Después de muchas luchas internas, el Acta de Independencia (Acta de la Independencia), de América Central fue firmado en Guatemala el 15 de septiembre de 1821.

En diciembre de 1931, el incompetente y corrupto régimen del Partido Laborista, encabezado por Manuel Araujo, fue derrocado y el general Maximiliano Hernández Martínez asumió la presidencia.

Las elecciones fraudulentas de enero de 1932 fueron el factor detonante del estallido social. Varios sitios de votación fueron suspendidos en poblaciones en las que el Partido Comunista tenía una fuerte presencia.

Comenzó una nueva insurrección. Después de dos ataques frustrados en el Cuartel de Caballería (Cuarto de Caballería) se llevaron a cabo por las fuerzas rebeldes, el gobierno ordenó la ley marcial.

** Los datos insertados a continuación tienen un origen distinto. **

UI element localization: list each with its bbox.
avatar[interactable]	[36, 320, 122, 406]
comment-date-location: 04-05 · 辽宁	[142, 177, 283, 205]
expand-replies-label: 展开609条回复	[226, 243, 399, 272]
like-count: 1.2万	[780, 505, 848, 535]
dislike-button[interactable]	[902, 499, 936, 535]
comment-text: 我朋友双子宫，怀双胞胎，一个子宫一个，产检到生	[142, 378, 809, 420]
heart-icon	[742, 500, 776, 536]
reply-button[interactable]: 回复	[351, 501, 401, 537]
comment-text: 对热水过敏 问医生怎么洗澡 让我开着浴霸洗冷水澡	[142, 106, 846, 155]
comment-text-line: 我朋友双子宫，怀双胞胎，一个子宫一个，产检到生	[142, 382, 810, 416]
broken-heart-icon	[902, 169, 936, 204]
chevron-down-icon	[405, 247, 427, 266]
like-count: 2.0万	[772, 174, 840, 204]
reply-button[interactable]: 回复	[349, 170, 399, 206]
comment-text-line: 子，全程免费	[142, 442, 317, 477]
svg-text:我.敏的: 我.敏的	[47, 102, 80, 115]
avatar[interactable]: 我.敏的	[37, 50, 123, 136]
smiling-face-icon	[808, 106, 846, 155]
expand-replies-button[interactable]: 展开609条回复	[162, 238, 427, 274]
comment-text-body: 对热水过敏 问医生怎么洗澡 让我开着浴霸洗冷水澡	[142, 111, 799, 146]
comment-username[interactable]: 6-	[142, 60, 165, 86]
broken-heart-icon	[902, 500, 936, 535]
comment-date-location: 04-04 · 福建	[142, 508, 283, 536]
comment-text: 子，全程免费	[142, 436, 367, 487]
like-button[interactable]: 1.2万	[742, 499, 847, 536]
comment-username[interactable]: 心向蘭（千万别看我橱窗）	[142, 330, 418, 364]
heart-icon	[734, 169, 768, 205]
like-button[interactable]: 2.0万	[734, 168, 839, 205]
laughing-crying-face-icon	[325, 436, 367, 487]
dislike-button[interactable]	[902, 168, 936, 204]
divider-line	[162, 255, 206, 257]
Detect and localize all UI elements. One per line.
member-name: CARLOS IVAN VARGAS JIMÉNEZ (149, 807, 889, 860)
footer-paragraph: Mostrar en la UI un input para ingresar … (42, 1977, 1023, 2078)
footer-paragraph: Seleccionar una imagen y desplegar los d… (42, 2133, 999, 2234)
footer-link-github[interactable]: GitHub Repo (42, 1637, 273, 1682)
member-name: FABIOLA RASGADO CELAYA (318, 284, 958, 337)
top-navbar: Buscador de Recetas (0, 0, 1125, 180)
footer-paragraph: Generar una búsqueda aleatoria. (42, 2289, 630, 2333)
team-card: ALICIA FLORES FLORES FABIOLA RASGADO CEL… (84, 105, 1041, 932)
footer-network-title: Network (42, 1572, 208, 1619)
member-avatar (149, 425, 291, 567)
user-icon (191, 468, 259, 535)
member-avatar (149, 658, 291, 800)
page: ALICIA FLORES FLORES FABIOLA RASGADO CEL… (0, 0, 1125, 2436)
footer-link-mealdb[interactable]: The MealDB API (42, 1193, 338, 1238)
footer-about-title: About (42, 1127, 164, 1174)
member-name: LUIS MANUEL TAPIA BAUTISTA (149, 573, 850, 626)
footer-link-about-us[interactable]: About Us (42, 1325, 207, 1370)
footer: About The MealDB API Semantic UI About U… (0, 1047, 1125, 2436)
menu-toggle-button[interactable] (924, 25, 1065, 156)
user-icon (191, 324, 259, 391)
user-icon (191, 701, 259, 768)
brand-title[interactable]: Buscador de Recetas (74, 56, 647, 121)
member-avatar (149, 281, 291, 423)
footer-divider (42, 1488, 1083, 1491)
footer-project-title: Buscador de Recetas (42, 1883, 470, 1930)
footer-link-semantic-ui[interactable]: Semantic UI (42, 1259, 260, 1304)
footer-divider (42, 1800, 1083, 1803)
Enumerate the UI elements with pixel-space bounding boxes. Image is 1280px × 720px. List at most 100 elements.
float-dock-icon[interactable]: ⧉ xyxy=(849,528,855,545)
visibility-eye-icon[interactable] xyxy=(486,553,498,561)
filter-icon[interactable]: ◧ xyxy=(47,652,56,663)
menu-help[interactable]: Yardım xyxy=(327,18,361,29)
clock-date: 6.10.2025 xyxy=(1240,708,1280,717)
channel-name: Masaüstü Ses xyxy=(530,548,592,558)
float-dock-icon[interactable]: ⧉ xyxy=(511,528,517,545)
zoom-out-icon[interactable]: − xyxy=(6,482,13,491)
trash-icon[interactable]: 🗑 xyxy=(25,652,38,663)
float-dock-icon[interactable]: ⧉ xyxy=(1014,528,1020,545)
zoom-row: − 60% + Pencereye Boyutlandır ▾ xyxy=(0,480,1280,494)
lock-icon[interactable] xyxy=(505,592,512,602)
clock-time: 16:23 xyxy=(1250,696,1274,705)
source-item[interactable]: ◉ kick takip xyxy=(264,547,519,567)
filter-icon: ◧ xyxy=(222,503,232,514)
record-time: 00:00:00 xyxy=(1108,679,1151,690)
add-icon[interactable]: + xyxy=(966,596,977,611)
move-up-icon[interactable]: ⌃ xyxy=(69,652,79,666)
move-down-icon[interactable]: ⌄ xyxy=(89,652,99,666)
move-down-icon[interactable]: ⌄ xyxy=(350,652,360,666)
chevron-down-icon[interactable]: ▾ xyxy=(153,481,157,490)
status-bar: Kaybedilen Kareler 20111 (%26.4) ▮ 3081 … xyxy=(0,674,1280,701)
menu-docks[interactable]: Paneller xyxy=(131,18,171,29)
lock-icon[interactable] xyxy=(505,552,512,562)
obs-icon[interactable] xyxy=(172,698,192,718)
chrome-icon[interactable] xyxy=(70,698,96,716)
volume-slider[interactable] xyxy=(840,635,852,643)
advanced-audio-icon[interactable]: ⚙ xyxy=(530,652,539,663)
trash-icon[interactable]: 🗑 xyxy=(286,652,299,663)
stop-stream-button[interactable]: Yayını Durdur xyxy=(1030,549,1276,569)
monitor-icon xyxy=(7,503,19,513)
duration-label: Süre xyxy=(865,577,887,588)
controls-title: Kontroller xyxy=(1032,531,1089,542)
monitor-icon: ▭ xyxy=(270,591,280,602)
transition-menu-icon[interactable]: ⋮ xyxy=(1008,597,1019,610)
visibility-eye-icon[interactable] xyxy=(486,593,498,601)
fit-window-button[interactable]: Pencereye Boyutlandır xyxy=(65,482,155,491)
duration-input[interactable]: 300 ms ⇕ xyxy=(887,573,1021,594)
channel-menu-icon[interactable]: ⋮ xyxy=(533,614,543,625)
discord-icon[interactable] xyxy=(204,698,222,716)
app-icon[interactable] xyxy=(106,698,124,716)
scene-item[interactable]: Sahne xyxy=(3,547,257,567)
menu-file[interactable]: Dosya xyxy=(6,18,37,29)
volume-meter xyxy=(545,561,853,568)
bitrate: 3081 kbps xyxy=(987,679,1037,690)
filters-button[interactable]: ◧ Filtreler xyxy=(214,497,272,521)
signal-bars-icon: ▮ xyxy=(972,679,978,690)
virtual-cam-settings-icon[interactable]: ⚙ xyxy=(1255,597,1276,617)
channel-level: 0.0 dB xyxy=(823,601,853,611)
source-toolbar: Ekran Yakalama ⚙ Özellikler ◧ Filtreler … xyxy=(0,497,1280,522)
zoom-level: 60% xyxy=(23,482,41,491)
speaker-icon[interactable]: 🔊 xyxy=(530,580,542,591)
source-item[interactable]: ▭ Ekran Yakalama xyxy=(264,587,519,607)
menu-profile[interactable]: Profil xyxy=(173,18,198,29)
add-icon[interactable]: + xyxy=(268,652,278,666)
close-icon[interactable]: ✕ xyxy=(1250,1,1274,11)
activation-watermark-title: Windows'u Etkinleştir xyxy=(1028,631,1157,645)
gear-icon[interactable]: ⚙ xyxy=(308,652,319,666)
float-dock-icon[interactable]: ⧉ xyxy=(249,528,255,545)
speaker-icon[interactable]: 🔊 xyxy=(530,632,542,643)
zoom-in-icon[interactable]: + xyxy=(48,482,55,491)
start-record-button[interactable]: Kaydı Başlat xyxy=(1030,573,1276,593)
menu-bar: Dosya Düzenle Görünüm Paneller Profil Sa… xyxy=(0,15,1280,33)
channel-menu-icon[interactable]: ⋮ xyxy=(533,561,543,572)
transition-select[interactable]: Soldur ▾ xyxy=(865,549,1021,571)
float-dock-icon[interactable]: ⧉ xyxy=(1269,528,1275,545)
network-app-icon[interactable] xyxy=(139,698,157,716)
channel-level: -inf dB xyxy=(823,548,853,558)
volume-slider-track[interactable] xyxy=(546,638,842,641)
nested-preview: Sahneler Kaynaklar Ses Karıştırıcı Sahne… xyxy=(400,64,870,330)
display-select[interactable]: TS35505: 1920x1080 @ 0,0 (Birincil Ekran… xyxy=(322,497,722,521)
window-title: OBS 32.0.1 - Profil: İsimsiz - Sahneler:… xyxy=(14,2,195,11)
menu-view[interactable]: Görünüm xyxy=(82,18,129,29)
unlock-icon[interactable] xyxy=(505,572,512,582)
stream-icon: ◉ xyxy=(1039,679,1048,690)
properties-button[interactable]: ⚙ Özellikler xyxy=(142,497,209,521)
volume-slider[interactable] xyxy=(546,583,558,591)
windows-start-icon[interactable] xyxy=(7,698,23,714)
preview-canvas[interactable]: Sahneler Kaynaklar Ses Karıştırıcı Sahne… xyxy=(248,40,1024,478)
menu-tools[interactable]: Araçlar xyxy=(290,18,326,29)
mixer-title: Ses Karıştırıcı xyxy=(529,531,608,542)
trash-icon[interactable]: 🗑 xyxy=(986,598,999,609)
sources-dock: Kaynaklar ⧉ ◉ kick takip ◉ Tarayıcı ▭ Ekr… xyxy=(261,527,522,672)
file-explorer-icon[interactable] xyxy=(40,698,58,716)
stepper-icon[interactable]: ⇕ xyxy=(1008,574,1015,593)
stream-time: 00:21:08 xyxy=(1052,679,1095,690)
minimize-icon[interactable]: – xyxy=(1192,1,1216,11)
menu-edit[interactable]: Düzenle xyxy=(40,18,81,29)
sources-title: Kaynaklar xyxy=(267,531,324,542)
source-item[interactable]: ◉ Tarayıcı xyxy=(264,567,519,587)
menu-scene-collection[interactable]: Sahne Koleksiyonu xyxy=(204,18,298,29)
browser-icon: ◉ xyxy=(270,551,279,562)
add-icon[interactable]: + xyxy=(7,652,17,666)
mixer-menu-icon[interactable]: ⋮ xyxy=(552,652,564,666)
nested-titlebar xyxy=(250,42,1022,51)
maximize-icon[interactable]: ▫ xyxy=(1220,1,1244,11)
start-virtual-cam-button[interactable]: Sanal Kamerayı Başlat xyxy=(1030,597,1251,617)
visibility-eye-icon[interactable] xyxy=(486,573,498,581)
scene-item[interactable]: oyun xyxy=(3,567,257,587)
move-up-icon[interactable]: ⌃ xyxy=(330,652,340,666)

Estricta censura de la prensa se puso en práctica. En los días siguientes a miles de agricultores y trabajadores, con machetes y algunos pocos “Mauser” fusiles atacaron estaciones de policía, oficinas municipales, estaciones de telégrafos, almacenes, y ricos propietarios de tierras de propiedades. Esta insurrección fue aplastada.

El 31 de enero, Manuel Antonio Castañeda Farabundo Martí condenado a muerte. Fue muerto a tiros el 1 de febrero de 1932.

En los próximos decenios, muchos golpes de estados, entre ellos el que derrocó al General Maximiliano Hernández Martínez.